Tomando a Flamen del brazo, lo condujo enérgicamente hacia la puerta.
Siete personas muertas quemadas
El señor David Lumsden, de 26 años de edad, permaneció delante de su casa incendiada en Toronto gritándoles a los conductores que pasaban que se detuvieran y le ayudaran, mientras su esposa y seis niños ardían vivos en el interior. Todos los conductores ignoraron sus llamadas.
Peor hubiera sido si se hubieran detenido para contemplar el espectáculo.
Refugio dentro de un refugio, pensó Reedeth: aquella oficina encerrada en el centro de la fortaleza del hospital. Ofreciendo una protección temporal contra los vientos impersonales de la actuación de la ley, con Lyla y Madison sentados frente a él en el diván de consultas, uno al lado del otro como asustados chiquillos…, ella exhibiendo una dura máscara de miseria, las comisuras de su boca curvadas hacia abajo, sus hombros hundidos y sus manos fuertemente apretadas entre sus rodillas; él firmemente recto, sin ninguna expresión en su oscuro rostro.

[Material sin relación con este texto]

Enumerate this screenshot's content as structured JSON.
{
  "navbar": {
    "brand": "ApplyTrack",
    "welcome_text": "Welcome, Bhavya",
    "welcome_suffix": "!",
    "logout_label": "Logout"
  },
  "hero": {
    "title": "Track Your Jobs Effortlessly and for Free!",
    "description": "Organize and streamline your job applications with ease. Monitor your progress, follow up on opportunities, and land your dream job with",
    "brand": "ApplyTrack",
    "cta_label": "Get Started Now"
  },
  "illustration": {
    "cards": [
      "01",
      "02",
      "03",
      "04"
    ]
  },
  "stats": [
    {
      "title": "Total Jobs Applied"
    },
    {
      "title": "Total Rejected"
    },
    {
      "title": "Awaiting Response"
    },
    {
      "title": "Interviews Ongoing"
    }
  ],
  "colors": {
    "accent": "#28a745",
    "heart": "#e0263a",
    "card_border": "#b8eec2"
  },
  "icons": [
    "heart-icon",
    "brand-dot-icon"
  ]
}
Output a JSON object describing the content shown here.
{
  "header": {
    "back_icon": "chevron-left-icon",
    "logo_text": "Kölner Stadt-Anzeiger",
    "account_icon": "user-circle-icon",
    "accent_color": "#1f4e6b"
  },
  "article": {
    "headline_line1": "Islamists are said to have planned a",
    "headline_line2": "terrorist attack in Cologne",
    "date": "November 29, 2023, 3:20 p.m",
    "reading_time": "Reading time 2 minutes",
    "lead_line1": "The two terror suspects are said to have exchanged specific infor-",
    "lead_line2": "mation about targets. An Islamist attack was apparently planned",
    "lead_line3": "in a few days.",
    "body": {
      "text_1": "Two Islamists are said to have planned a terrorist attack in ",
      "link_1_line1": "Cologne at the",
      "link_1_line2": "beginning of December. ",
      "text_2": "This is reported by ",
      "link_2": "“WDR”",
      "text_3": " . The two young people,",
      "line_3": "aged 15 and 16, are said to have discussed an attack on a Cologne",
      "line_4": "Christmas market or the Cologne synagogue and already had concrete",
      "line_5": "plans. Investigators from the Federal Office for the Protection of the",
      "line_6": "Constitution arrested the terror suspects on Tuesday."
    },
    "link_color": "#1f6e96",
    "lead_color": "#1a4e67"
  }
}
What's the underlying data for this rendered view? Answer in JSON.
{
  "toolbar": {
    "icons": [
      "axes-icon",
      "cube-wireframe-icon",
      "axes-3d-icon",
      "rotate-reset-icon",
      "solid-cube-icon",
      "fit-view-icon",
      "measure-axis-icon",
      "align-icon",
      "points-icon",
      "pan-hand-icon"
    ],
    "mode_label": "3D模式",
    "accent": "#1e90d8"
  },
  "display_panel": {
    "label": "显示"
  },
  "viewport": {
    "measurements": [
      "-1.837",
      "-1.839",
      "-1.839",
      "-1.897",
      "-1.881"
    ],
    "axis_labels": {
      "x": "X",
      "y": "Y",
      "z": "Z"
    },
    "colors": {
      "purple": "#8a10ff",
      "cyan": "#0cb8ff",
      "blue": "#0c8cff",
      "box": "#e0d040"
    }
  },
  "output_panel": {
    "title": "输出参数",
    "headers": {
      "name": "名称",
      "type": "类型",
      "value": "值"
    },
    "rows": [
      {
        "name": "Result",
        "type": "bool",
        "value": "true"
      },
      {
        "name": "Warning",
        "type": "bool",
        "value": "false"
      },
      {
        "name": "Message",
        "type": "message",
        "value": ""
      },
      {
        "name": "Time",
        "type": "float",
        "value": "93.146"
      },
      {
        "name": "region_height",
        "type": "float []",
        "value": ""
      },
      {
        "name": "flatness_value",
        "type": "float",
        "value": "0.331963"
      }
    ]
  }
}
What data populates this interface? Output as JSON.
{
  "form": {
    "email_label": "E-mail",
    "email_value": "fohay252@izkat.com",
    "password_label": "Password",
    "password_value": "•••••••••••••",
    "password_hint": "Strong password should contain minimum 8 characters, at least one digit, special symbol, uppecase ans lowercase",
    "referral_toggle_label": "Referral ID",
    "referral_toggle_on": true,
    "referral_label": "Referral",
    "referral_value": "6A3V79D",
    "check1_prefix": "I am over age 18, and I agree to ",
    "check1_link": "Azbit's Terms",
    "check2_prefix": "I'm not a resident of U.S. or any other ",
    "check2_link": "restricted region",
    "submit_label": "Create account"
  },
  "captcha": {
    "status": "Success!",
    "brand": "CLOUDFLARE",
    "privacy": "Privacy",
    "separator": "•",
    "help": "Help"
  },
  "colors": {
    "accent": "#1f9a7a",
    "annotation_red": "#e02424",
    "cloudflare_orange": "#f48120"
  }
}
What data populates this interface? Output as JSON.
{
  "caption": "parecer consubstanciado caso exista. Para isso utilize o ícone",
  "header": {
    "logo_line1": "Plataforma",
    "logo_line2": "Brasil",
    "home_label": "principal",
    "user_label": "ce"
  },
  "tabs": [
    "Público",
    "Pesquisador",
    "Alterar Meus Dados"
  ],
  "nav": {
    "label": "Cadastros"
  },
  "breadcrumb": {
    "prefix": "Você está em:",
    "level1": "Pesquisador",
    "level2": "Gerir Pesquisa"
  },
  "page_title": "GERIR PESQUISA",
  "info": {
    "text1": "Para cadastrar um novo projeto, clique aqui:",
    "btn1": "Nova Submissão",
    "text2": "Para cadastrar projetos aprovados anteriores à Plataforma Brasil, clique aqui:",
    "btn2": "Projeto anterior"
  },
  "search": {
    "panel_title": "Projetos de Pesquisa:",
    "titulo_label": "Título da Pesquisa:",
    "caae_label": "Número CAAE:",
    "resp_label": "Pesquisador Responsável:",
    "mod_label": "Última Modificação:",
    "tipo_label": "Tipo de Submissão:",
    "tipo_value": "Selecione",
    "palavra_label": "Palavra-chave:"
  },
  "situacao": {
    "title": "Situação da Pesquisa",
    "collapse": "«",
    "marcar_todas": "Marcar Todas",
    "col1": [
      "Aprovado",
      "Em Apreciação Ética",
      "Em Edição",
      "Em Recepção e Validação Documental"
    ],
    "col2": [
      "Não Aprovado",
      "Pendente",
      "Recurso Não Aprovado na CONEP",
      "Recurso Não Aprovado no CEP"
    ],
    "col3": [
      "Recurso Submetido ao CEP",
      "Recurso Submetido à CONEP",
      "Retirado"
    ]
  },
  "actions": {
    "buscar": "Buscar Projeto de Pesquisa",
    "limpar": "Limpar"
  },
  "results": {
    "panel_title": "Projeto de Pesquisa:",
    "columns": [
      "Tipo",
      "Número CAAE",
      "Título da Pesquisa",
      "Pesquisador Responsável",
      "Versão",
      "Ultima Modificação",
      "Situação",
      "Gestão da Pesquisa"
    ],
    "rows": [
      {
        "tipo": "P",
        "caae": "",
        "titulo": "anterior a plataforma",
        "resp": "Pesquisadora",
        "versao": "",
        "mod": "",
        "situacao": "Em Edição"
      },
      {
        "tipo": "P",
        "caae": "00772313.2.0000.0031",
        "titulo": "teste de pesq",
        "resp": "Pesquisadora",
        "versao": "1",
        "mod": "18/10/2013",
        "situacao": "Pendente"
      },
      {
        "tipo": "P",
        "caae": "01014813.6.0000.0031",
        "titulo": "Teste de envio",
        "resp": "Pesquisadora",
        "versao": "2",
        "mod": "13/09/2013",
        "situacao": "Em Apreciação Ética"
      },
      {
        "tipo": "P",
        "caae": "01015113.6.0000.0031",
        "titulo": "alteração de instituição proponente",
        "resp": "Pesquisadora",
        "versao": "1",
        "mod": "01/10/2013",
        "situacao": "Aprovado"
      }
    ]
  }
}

Un estremecimiento recorrió su espina dorsal cuando imaginó los músculos de Madison hinchándose para arrojar un cuerpo humano a través de la ventana. ¿Cómo era posible que aquel tipo de terrible violencia hubiera escapado durante tantos años sin ser advertida por el más moderno y cuidadoso estudio de la condición mental del hombre? Incluso aceptando que las píldoras sibilinas producían locura temporal —ya que eso era a fin de cuentas el trance de las pitonisas, se le diera el nombre que se le diera—, aceptando que provocaban convulsiones capaces de romper los huesos, aceptando que Madison se hallaba en excelentes condiciones físicas y lo bastante fuerte en su estado normal como para alzar aquel pesado robescritorio como había hecho en una ocasión en presencia de Reedeth mientras lo estaba reparando: la historia que él y Lyla le habían contado simplemente no tenía sentido.